"Zmierzmy autostradą do piekła" -brytyjski premier Rishi Sunak ostrzega przed katastrofą klimatyczną. Uczestniczy w konfekcji COP27 zorganizowanej w Egipcie. Ale to na byłym premierze brytyjskie media skupiają swoją uwagę. Nietrudno zgadnąć, o kim mowa.

W kurorcie Szarm-el-Szejk pojawił się także Boris Johnson. W lipcu zmuszony został do rezygnacji z urzędu w atmosferze skandalu, po łamaniu zasad lockownu na Downing Street i kontrowersyjnych nominacjach, których był autorem.

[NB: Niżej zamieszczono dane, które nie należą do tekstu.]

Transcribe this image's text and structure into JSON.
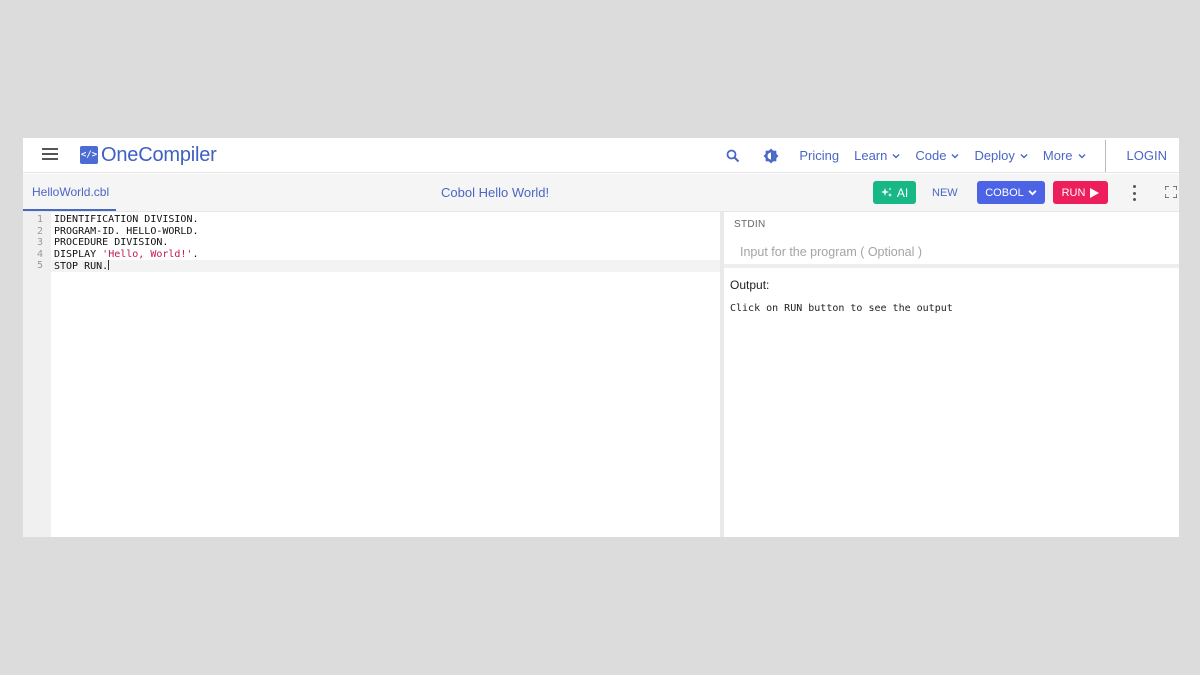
{
  "header": {
    "brand": "OneCompiler",
    "brand_icon": "</>",
    "nav": {
      "pricing": "Pricing",
      "learn": "Learn",
      "code": "Code",
      "deploy": "Deploy",
      "more": "More",
      "login": "LOGIN"
    },
    "icons": [
      "menu-icon",
      "search-icon",
      "theme-toggle-icon",
      "chevron-down-icon"
    ]
  },
  "toolbar": {
    "file_name": "HelloWorld.cbl",
    "title": "Cobol Hello World!",
    "ai_label": "AI",
    "new_label": "NEW",
    "language_label": "COBOL",
    "run_label": "RUN"
  },
  "editor": {
    "lines": [
      {
        "num": "1",
        "text": "IDENTIFICATION DIVISION."
      },
      {
        "num": "2",
        "text": "PROGRAM-ID. HELLO-WORLD."
      },
      {
        "num": "3",
        "text": "PROCEDURE DIVISION."
      },
      {
        "num": "4",
        "text_prefix": "DISPLAY ",
        "string": "'Hello, World!'",
        "text_suffix": "."
      },
      {
        "num": "5",
        "text": "STOP RUN."
      }
    ]
  },
  "stdin": {
    "label": "STDIN",
    "placeholder": "Input for the program ( Optional )"
  },
  "output": {
    "label": "Output:",
    "text": "Click on RUN button to see the output"
  },
  "colors": {
    "brand": "#4a67c4",
    "ai_button": "#18b886",
    "language_button": "#4c63e6",
    "run_button": "#ec1e5c",
    "string": "#c2185b"
  }
}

Były premier po przybyciu do Egiptu nie stroni od wywiadów, choć, jak sugeruje, nie chce podważać obecności na szczycie obecnego premiera Wielkiej Brytanii. Poniekąd to jemu zawdzięcza swój upadek. Sunak podał się do dymisji ze stanowiska ministra finansów w proteście przeciwko stylowi sprawowania władzy przez Borisa Johnsona i zapoczątkował lawinę kolejnych dymisji.

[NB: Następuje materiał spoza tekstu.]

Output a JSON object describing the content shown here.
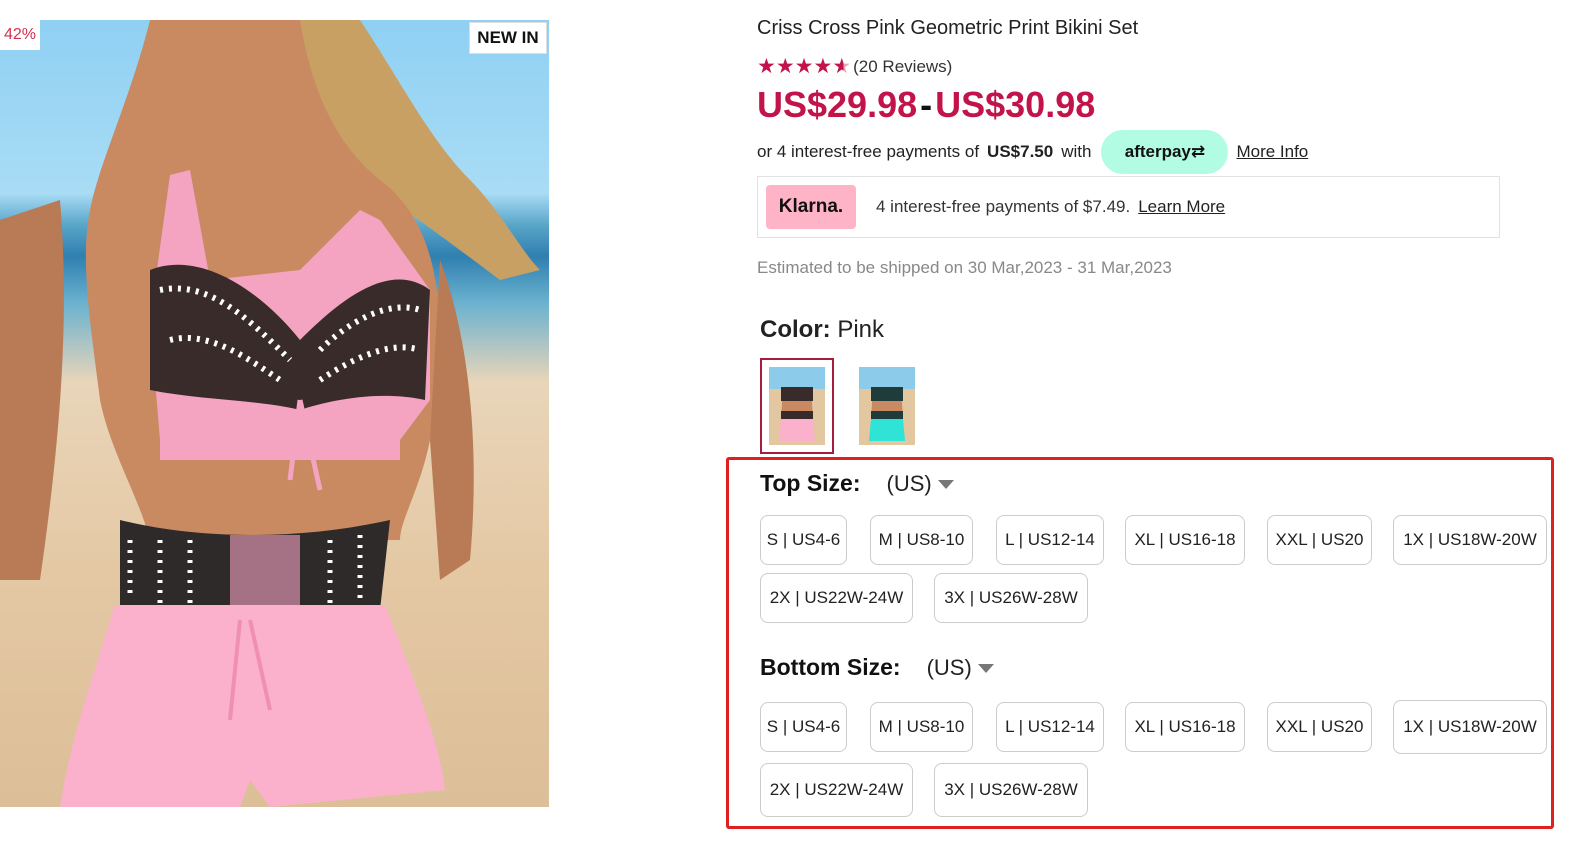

Jestem tu w roli szeregowego żołnierza, zaledwie noszę dzidę - tak, w charakterystycznym dla siebie stylu, określił swoją rolę na szczycie w udzielonym dla "New York Times" wywiadzie. Johnson przewodził poprzedniej konferencji klimatycznej w Glasgow, która obyła się ubiegłym roku, w zupełnie innej atmosferze. Tegoroczną zorganizowano w cieniu wojny w Ukrainie i kryzysu energetycznego, który jest jej wynikiem.  

Jak bumerang

Komentatorzy zauważają, że Johnson nie znika z powierzchni polityki, jakby szykował sobie trampolinę na przyszłość. Podczas wywiadów wyraził swoje poparcie dla byłego współpracownika, a obecnie rywala - Rishiego Sunaka. W  ostatniej chwili zrezygnował z wyścigu o stanowisko lidera Partii Konserwatywnej, po dramatycznie nieudanych 45 dniach sprawowania rządów przez Liz Truss, która, pragnąc ciąć podatki i zwiększać publiczne zadłużenie, doprowadziła do upadku swojego rządu w spektakularny sposób. Johnson nie wystartował, nie chcąc doprowadzić do pogłębienia podziału w rządzącej partii - to oficjalna wersja. Nieoficjalnie nie zebrał konicznego poparcia w Izbie Gmin.  

Człowiek granica

Nie ma osoby, która bardziej dzieliłaby brytyjską politykę i popularyzowała elektorat niż Boris Johnson. Kiedyś takim zjawiskiem był brexit, do którego skutecznie doprowadził, a teraz jest nim on sam. Porównania z byłym amerykańskim prezydentem Donaldem Trumpem częściej są chybione niż trafnie, ale trudno odmówić byłemu premierowi energii i charyzmy.

Brytyjska obecność na szczycie COP27 w Egipcie od samego początku stała pod znakiem zapytania. Chodziło o szczebel, na którym Wielka Brytania miała być reprezentowana. Po śmierci królowej Elżbiety II przyjazd jej następcy Króla Karola III stał się niemożliwy - dostał on wręcz polityczny zakaz. Początkowo na szczyt nie wybierał się także premier Rishi Sunak, zaniepokojony kryzysem ekonomicznym i toksycznym spadkiem, jaki odziedziczył po swojej poprzedniczce. Boris Johnson miał wolny kalendarz. W polityce, podobnie jak w handlu, każda reklama się liczy.